Gramps
Description
Genealogy research can really add up: birth certificates, census records, immigration documents, marriage licenses, photographs, family stories that stretch across generations and geographic locations. Organizing that material in a spreadsheet or a word processor works for the first few relatives but breaks down as the tree grows to dozens of people connected by complex relationships. Gramps is a free, open source genealogy application that organizes family history research into a relational database — people, families, events, places, sources, and media — with tools for visualizing relationships, generating reports, and sharing findings.
The Gramps Project develops the application as a community-driven open source project, which is distributed under the GPL license. It is available on Windows, macOS, and Linux, which means it is available across platforms without any subscription cost. The application stores data in an open XML format, making it accessible for the long term without proprietary format lock-in.
Gramps organizes research around People records and Family records as separate but linked entities. A Person record contains an individual’s name variations, birth and death and burial events, gender, biographical information, references to sources that support the recorded facts, and attached media files. A Family record connects two persons as partners and lists their children, documenting the family relationship type — married, unmarried, civil union — with supporting events and sources. This separation makes it possible to record complex family structures such as step-relationships, adoptions and multiple marriages accurately.
Events — births, deaths, marriages, military service, immigration, and any other events — are separate records that link to the people involved rather than being embedded directly in person records. This way it is possible to link more than one person to the same event (a marriage involves two people; a household appears in a single census event). Place records are used to store geographic information such as coordinates, address information, and name variations over time and link to the events that occurred at that location.
Gramps keeps track of the sources of each recorded fact using a structured citation system. A Source record describes an original document — a census record, a vital registration, a church register — with the repository where it’s held, the author, and bibliographic details. A Citation is a link between a specific piece of information in the Source and the fact that it supports. This evidence-based approach documents not only what is known about an individual but from where that information is derived and how reliable the source is.
Gramps offers several relationship visualization views. The Pedigree View displays a standard ancestor tree fanning out from a selected individual. The Descendant View displays all persons descended from a selected ancestor. The Fan Chart is a semicircular chart of ancestors. The Relationships View displays all relationships of the currently selected person in a list format. An interactive graph view displays the family structure as a network diagram with configurable display options.
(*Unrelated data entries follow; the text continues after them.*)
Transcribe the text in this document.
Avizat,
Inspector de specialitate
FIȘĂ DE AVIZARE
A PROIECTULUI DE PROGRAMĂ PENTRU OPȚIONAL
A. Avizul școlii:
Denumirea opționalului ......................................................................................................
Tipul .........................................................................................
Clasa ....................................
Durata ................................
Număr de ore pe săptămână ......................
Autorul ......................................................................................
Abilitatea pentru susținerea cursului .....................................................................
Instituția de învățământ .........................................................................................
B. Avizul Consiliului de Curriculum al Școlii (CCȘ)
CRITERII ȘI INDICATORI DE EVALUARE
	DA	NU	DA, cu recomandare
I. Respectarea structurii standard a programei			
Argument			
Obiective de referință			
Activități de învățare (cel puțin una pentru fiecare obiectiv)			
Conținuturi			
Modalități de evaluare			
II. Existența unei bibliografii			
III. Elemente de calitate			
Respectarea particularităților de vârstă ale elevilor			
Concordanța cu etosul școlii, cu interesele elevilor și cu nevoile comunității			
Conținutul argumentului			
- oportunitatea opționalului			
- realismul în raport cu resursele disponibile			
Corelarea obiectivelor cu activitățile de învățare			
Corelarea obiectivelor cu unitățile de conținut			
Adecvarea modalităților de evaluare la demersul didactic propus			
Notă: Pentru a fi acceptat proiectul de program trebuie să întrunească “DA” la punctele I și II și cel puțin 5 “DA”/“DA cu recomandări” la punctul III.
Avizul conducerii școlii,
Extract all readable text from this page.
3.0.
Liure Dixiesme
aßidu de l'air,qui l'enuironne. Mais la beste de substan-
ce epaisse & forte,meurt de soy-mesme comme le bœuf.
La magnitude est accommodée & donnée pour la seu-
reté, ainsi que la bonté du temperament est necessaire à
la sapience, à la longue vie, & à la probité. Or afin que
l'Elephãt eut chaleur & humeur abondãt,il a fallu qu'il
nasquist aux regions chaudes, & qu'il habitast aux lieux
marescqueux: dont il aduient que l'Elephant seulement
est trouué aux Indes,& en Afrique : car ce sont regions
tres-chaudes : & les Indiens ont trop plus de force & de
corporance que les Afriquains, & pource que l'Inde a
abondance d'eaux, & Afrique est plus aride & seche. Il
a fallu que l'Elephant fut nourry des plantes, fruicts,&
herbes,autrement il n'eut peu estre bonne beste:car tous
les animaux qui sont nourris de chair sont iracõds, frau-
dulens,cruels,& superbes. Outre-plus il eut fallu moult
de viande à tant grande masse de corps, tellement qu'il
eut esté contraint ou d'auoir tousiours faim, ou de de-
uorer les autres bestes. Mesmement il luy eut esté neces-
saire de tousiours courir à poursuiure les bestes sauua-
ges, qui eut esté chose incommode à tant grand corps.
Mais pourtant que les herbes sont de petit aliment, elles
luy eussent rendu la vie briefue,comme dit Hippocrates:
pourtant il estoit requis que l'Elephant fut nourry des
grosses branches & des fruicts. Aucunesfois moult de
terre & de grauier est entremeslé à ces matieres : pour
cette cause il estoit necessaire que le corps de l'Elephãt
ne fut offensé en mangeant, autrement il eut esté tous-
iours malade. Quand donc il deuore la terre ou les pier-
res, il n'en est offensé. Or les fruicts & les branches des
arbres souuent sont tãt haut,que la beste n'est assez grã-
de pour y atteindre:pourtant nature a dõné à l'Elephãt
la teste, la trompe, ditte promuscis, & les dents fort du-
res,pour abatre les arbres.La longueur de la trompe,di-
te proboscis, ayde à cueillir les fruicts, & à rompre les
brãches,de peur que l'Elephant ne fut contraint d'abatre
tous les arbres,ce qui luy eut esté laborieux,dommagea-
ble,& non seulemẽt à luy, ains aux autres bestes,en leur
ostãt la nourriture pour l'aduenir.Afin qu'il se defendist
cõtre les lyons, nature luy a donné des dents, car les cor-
The report engine produces printed and digital reports such as narrative genealogical reports in standard formats (Ahnentafel, Descendant Report), relationship charts and pedigree diagrams, statistical summaries of the contents of the database, and place-based reports listing events that occurred in each location. Reports export as PDF, HTML and text documents.
GEDCOM — Genealogical Data Communication — is the standard file format for exchanging family tree data between genealogy applications. Gramps imports and exports GEDCOM files, making it possible to exchange data with Ancestry, FamilySearch, Legacy Family Tree, and other genealogy software. The export has options to control what data is included, so privacy-conscious sharing can be done to exclude living individuals from exported files.
Photos, document scans, audio recordings and video files attach to Person, Family, Event and Place records as media objects. A media gallery view is provided that displays all attached files for a selected record, and the media manager is used to organize the complete media collection with tools for finding records with missing or unlinked media files.
Gramps supports plugins that extend the functionality of report generation, support for import/export formats, new visualizations, and data entry tools. The plugin manager is used to download and install community plugins from within the application.